Zafer Çağlayan hakkında ABD’de verilen tutuklama kararı Türkiye’ye açıkça meydan okumaktır.. Ve bu kararla artık ABD, açıkça Türkiye ile savaşta olduğunu ilan etmiş oluyor.. İsterseniz buna ‘soğuk’ deyin, isterseniz ‘ılık’… Ama git gide ve de süratle ısındığını görmemiz gerekiyor… Elinde 250 şehidimizin kanı olan Fethullah Gülen için kılını kımıldatmayan ABD’nin, Türkiye Cumhuriyeti’nin bir bakanı hakkında tutuklama kararı çıkarmasının okuması ancak budur.. Bu, Türkiye’de 15 Temmuz ihaneti başta olmak üzere esasında 17/25 Aralık yargısal darbe girişimlerinin doğrudan ABD kontrolünde yapıldığının da bir ikrarı demektir.. Türkiye, İran’a yaptırımlar konusunda neden ABD’nin almış olduğu kararları uygulasın ve buna uymadığı taktirde suç işlemiş olsun ki?.. Bunun tutarlı bir yanı olmadığının herkes farkında.. Bakın İran’a yaptırımlar konusunda üç karar vardı o yıllarda.. Bugün artık o şartlar da zaten değişti ve bugün ‘suç’ olarak gördükleri şeyler ‘suç’ olmaktan çıktı ya, yine de hatırlatalım.. O tarihlerde; ABD, AB ve BM kararları vardır İran’la ilgili olarak.. AB’nin aldığı kararlara uyma yükümlülüğümüz yok zira biz sadece müzakere eden ülke konumundayız.. ABD konusuna gelince, o gündem bile değil.. Onlar ne kadar ülkeyse biz de o kadar ülkeyiz.. Tarafı olduğumuz BM’nin aldığı kararları ise hiçbir vakitte delmemişiz. Dolayısıyla ABD’de açılan bu dava, başından itibaren yok hükmündedir.. Fakat orada bizim en büyük kamu bankamızın genel müdür yardımcısı rehin tutuluyor.. Çok önemli bir işadamımız tutuklu.. Şimdi ise Türkiye Cumhuriyeti Devleti’nin bir bakanını istiyorlar.. Oysa biz 15 Temmuz ihanetine doğrudan dolaylı karışmış bir tek Amerikan askeri personeli hakkında tahkikat bile yapmamışız.. Çoktan İncirlik’teki Amerikan askerleri hakkında harekete geçmiş olmamız gerekiyordu.. Bu skandala nasıl yanıt verileceğini ise önümüzdeki günlerde göreceğiz… Bu arada ABD’nin boş duracağını zannedenler yanılırlar.. Özellikle yakın zamanda yeniden Türkiye’yi terör örgütlerine yardım eden ülke gibi gösterecek bir takım gelişmelerle karşılaşacağız.. Hazır olmakta yarar var..

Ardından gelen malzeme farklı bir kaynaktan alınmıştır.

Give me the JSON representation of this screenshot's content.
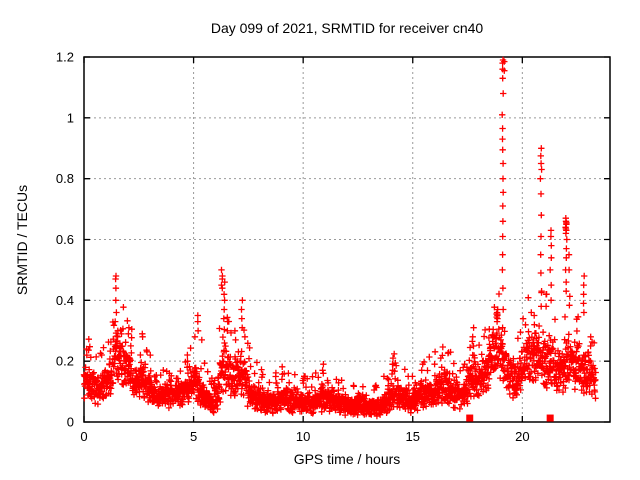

Ambargoyu deldiler köşeyi döndüler
Bakın 17 Aralık sürecinde Halkbank üzerinden Türkiye Amerikan merkezli bir operasyonla köşeye sıkıştırılmak istenirken Almanya ve Fransa ne yapıyordu, gelin ona bakalım.. Sözüm ona ‘yasaklı’ ülkenin dev alt yapı projeleri, bu iki Avrupa ülkesi tarafından yapıldı.. Tahran ve Tebriz'deki 1 milyar Euro'dan fazla metro projelerini Alman firmaları bitirdi.. Hazar Gölü'ne kadar gidecek hızlı tren projeleri dahil devasa yatırımların altında da yine bu ülkeler vardı.. Ayrıca ambargonun en sert günlerinde yapılan petrol ihracat verilerine bakalım.. Almanya Dış Ticaret Kurumu, 2010 yılının ilk 11 ayında İran'ın Almanya'ya petrol ihracatının %89 arttığını açıkladı.. Bu rapora göre, İran, Almanya'ya petrol ihraç eden ülkeler arasında 10. sırada yer alıyordu.. Peki Alman Şansölye Angela Merkel’in, “Theodor Heuss” adlı Airbus A310 uçağı nerede? Bildiniz.. 3 milyon 135 bin Euro karşılığında sözümona o yıllarda ABD'nin kara listesinde bulunan ‘Mahan Air’ adlı İran havayolu şirketine satıldı.. İran’a uygulanan ambargonun ana nedenlerinden biri olan nükleer enerji üretiminin parçaları nereden geldi dersiniz?.. O da Almanya’dan.. Söz konusu parçalar, milyonlarca dolarlık bir ticaret hacmi oluşturdu.. Peki ya Amerikan firmaları.. Bunga ve Cargill?.. Her iki şirket de gıda alanında faaliyet gösteriyor.. Nişasta, hububat ve yağlı tohum ticareti yapıyorlar.. Her ikisi de Amerikan şirketi. Ambargoyu koyan Amerika’nın kendi şirketleri fakat İran pazarından pay alabilmek için arkadan dolanarak ticaret yaptılar İran’la senelerce.. İran ambargosunu en fazla delen ABD firmaları Bunga ve Cargill, soruşturmaya konu dahi edilmedi… Derdin ne olduğunu anlatması bakımından özellikle verdim bu bir kaç örneği..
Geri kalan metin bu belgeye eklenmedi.